This summer, the touring and concert industry has been plagued by poor ticket sales, cancellations due to unforseen circumstances (a la Bono) and now are suffering from security concerns -- or at least the cost of those concerns.

The HARD L.A. music festival featuring M.I.A., scheduled for July 17, and R&B/hip-hop star Drake's free Central Park concert, to be held July 16, have both been canceled this week.

The L.A. Times Blog mentioned that slow ticket sales were dampening HARD's prospects but also that increased scrutiny on safety at such public events may have been the final blow. A 15-year-girl died last month at the Electric Daisy Carnival electronica music festival at the L.A. Coliseum after a drug overdose; the Los Angeles County Board of Supervisors have since voted to establish a task for "rave safety."

But "this didn’t have anything to do with security issues,” said HARD L.A. promoter Gary Richards in a new article posted in the Times today. Rather that city officials forced “a lot of extra stipulations and requirements” that “resulted in unforeseen costs to the event” for the organizers.

Aside from M.I.A., acts like Die Antwoord, Flying Lotus and Sleigh Bells were also scheduled to perform. The Hard Summer Music Festival in L.A. on Aug. 7 is still scheduled to go on, as is the HARD N.Y.C. concert with M.I.A. at Governor's Island on July 24.

As for the Drake event, it was ABC that originally planned on having the singer/rapper perform for "Good Morning America" on Friday. Parks and police sources told the New York Daily News that the New York Police Department wasn't satisfied with the park's plans for safety.

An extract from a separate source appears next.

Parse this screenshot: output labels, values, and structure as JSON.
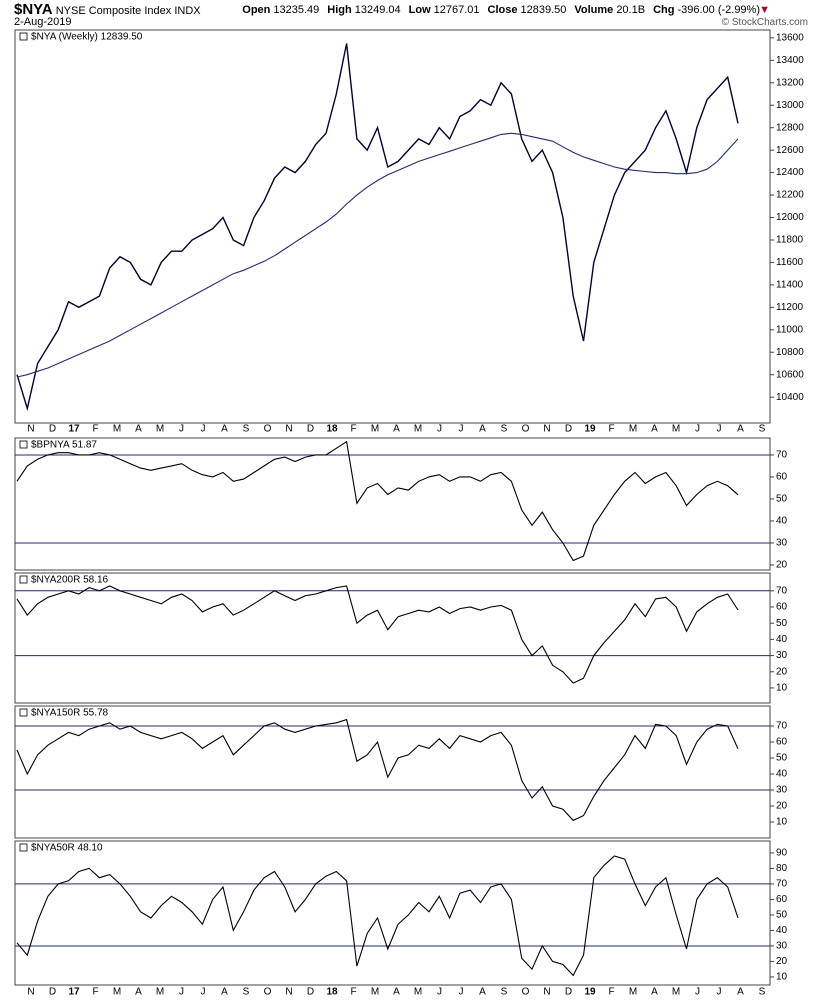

This comes on the heels of a riot that started at Drake's last attempt at a free show on June 15, at Manhattan's South Street Seaport, where 25,000 fans flocked to the site and became unruly, ending with the show's cancellation and in arrests. Jay-Z canceled his secret show at the Ed Sullivan Theater in the Big Apple just days after that, after word got out about the gig and security concerns ran high.